The work discussed herein summarizes initial steps of a large-scale effort focused on developing a cost-effective, optimized, robust health monitoring system that takes advantage of repeatable patterns found on most, if not all, riveted steel railway bridges and, as a result, can be broadly utilized on a railway system. Initial work completed for this project encompassed analytical model validation, sensitivity analyses, field testing and model calibration for one truss and one plate girder segment of a large railway bridge over a river crossing. This research developed and assessed a computationally-based methodology to optimize structural health monitoring (SHM) plans for this and other, similar bridges.

Other secondary findings of this work that address riveted steel bridges key behaviors observed from field testing and/or computational data are: (i) truss flooring system members may experience a higher variation in axial forces which was not addressed during the construction phase; (ii) exterior stringers, adjacent to the truss bottom chords, experience high axial tension while interior stringers experience almost negligible axial compression forces; (iii) floor beams experience high lateral bending stresses, varying between 45 and 60% of their vertical bending stress, at exterior stringer intersections; (vi) loose truss bottom chords eyebars and bottom laterals were subjected to high frequency, low amplitude stress cycles; and (v) lateral bracing connection failures could be captured from the significant reduction in the recorded strains. These insights into behavior, together with the sensitivity of damage detection to sensor placement, led to the proposed SHM plans.

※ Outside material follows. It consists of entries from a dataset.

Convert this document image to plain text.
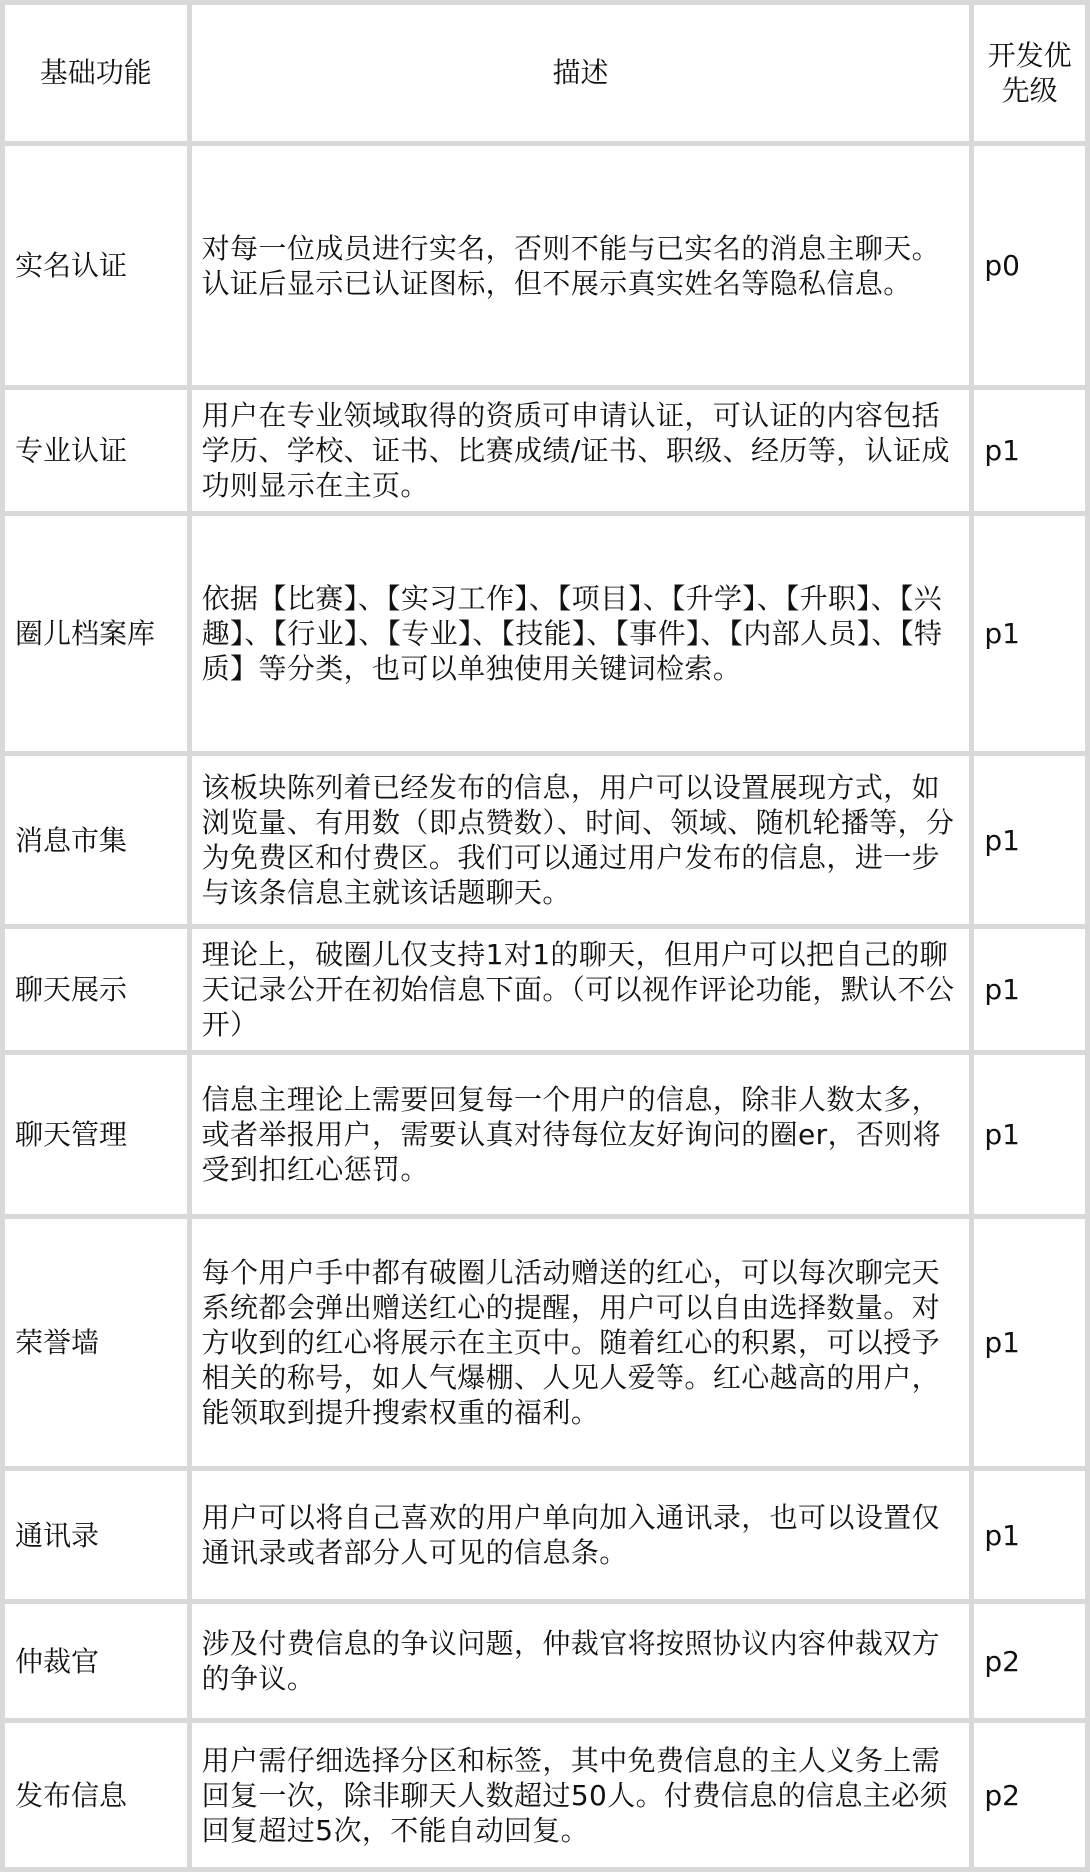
基础功能	描述	开发优先级
实名认证	对每一位成员进行实名，否则不能与已实名的消息主聊天。认证后显示已认证图标，但不展示真实姓名等隐私信息。	p0
专业认证	用户在专业领域取得的资质可申请认证，可认证的内容包括学历、学校、证书、比赛成绩/证书、职级、经历等，认证成功则显示在主页。	p1
圈儿档案库	依据【比赛】、【实习工作】、【项目】、【升学】、【升职】、【兴趣】、【行业】、【专业】、【技能】、【事件】、【内部人员】、【特质】等分类，也可以单独使用关键词检索。	p1
消息市集	该板块陈列着已经发布的信息，用户可以设置展现方式，如浏览量、有用数（即点赞数）、时间、领域、随机轮播等，分为免费区和付费区。我们可以通过用户发布的信息，进一步与该条信息主就该话题聊天。	p1
聊天展示	理论上，破圈儿仅支持1对1的聊天，但用户可以把自己的聊天记录公开在初始信息下面。（可以视作评论功能，默认不公开）	p1
聊天管理	信息主理论上需要回复每一个用户的信息，除非人数太多，或者举报用户，需要认真对待每位友好询问的圈er，否则将受到扣红心惩罚。	p1
荣誉墙	每个用户手中都有破圈儿活动赠送的红心，可以每次聊完天系统都会弹出赠送红心的提醒，用户可以自由选择数量。对方收到的红心将展示在主页中。随着红心的积累，可以授予相关的称号，如人气爆棚、人见人爱等。红心越高的用户，能领取到提升搜索权重的福利。	p1
通讯录	用户可以将自己喜欢的用户单向加入通讯录，也可以设置仅通讯录或者部分人可见的信息条。	p1
仲裁官	涉及付费信息的争议问题，仲裁官将按照协议内容仲裁双方的争议。	p2
发布信息	用户需仔细选择分区和标签，其中免费信息的主人义务上需回复一次，除非聊天人数超过50人。付费信息的信息主必须回复超过5次，不能自动回复。	p2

As a result of the research that was completed, three structural health monitoring plans with varying number of sensors were proposed to detect deficiencies reported by the owner of the bridge. One of those proposed plans is currently deployed on a riveted steel railway bridge for continuous monitoring and evaluation of its efficiency. The deployed plan was selected initially over the other two plans because sensitivity analyses showed significant change in the monitored responses at the instrumented locations of this plan due to damage. Evaluating the other plans which contained lower number of sensors is planned via monitoring the bridge continuously in the future.